The results indicated that attempted suicides of high lethality were similar to completed suicides in regard to mood, prior suicide attempts, outpatient psychiatric treatment, and psychiatric admission in the previous year. The precipitating events were typically classified as problems of an interpersonal, legal, or occupational nature. Nonetheless, differences did exist between the two groups. The group that completed suicide had a high percentage of men, subjects of advanced age, and a higher prevalence of a non-affective psychiatric diagnosis. The suicide attempt group showed a larger proportion of diagnosed anxiety disorder and socially isolated individuals. The diagnosis of anxiety disorder was particularly frequent among those adolescents with more than one suicide attempt compared to those with only one prior attempt (Pagura et al. 2008).

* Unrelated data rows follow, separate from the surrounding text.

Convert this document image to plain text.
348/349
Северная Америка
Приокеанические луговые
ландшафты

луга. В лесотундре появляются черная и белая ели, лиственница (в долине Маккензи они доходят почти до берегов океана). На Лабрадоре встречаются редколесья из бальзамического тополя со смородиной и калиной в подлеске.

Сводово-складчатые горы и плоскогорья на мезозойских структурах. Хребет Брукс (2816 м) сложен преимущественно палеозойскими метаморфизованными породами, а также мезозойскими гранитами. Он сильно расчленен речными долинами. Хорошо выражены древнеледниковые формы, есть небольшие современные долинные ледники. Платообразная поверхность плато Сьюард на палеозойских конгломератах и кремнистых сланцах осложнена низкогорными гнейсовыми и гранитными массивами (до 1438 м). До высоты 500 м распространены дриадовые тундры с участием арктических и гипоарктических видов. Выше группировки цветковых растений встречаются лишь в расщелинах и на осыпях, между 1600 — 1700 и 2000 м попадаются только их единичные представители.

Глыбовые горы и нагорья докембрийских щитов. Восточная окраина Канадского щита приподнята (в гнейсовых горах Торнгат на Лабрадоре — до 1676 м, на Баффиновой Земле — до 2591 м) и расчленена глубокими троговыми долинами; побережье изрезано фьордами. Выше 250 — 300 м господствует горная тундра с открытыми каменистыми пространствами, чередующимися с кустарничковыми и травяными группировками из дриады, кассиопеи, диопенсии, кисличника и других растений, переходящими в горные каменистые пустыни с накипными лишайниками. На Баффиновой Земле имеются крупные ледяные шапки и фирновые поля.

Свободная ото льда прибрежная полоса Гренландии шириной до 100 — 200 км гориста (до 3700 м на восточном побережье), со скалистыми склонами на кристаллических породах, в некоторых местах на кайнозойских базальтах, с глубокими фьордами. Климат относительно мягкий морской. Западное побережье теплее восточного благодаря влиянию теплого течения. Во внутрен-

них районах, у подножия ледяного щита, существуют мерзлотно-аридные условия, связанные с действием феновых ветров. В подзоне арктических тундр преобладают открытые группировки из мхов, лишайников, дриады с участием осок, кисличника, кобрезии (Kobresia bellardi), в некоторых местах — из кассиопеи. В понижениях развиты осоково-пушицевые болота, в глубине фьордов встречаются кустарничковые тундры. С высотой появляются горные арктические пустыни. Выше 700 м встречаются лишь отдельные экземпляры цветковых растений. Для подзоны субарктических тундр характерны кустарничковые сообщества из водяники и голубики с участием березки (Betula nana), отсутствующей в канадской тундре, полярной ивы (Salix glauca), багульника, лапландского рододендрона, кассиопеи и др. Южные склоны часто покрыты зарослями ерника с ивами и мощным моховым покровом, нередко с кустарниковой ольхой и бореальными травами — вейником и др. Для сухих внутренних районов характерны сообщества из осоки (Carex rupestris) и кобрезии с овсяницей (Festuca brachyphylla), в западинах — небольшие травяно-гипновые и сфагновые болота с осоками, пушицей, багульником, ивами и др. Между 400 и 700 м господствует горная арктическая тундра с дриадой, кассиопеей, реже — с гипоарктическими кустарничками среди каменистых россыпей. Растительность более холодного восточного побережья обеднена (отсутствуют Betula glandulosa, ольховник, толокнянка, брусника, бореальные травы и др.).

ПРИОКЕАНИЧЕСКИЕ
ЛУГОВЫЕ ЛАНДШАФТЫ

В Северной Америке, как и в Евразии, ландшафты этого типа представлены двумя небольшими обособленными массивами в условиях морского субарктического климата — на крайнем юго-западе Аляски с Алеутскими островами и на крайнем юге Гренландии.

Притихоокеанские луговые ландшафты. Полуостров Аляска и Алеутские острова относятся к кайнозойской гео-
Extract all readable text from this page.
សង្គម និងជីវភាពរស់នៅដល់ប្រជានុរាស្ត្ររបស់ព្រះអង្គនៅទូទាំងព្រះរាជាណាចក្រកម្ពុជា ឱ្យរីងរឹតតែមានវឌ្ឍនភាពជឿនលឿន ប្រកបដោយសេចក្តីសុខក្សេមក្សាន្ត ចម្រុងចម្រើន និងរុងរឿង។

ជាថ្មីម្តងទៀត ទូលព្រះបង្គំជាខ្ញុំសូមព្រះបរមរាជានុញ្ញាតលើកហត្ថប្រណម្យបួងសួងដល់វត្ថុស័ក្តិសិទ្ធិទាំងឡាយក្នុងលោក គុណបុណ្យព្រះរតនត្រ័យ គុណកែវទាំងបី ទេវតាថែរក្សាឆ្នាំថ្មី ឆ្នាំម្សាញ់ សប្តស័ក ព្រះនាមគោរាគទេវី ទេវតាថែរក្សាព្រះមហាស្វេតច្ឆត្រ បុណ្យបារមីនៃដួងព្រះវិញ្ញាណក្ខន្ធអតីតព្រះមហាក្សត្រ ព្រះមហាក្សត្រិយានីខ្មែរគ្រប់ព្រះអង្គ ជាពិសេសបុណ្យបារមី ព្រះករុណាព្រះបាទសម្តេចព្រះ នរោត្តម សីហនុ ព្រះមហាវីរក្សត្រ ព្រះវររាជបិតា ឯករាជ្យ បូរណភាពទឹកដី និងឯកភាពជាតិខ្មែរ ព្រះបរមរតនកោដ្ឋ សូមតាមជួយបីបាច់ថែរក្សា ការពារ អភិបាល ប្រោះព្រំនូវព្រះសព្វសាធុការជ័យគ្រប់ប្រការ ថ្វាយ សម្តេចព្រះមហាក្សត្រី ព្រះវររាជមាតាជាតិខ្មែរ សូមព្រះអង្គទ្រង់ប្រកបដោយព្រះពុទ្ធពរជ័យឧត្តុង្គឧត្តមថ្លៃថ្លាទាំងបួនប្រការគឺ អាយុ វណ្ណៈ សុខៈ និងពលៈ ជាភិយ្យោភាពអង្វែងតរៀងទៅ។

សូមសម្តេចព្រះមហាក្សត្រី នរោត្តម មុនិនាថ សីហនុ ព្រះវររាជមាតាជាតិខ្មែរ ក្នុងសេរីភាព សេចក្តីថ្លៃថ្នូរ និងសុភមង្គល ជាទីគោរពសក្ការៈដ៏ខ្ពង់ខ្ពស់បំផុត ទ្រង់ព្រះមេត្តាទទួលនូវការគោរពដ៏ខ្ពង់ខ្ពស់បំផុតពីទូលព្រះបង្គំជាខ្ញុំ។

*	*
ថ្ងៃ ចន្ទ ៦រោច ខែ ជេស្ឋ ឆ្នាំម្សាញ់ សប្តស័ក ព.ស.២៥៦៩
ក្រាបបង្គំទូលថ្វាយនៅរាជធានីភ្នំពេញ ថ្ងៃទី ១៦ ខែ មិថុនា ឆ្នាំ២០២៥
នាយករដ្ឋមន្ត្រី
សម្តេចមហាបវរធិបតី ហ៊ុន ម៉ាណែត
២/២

This differential vision can be criticized in light of the fact that the most significant risk factor for completion of suicide is a previous suicide attempt (Mann et al. 2005; Nordstrom et al. 1995; Tejedor et al. 1999; Suokas et al. 2001; Suominen et al. 2004; Gibb et al. 2005). It is estimated that between 10 and 20 % of those who have attempted suicide will complete suicide eventually (Monk 1987). The relative risk of suicide between those with prior suicide attempt versus the general population is 66 (CI 95 % 52–82); in the first year it is 0.7 % (CI 95 % 0.6–0.9 %), increasing to 1.7 %, 2.4 %, and 3.0 % after 5, 10, and 15 years, respectively (Hawton et al. 2003).

There also exists the possibility of an intermediate approach. As Lester proposed (Lester 1987) among subjects with prior suicide attempts, there will be a subgroup with a tendency toward repeated attempts. This subgroup will be distinct in clinical presentation and social relationships from both those who complete suicide and those who attempt suicide only once or twice (Rudd et al. 1996). This idea is similar to the one described by Blasco-Fontecilla (2012) regarding the theory on the addiction to suicide (Tullis 1998).

5 Conclusions

The classification of suicidal behavior has been an objective of study since the beginning of medicine and psychology. At present, despite an enormous quantity of studies from various perspectives, a definitive classification explaining suicidal behavior in its various incarnations has still not been achieved. The closest we have come would be a descriptive classification that includes intentionality as the crucial factor. More studies are needed in which social, demographic, psychological, clinical, and biological characteristics of the subjects are compared according to presently accepted classifications in order to ascertain the validity of these classifications. Finally, including suicidal behavior as a nosological entity or diagnostic axis will promote research into unique characteristics within presentations of distinct evolutions and severity.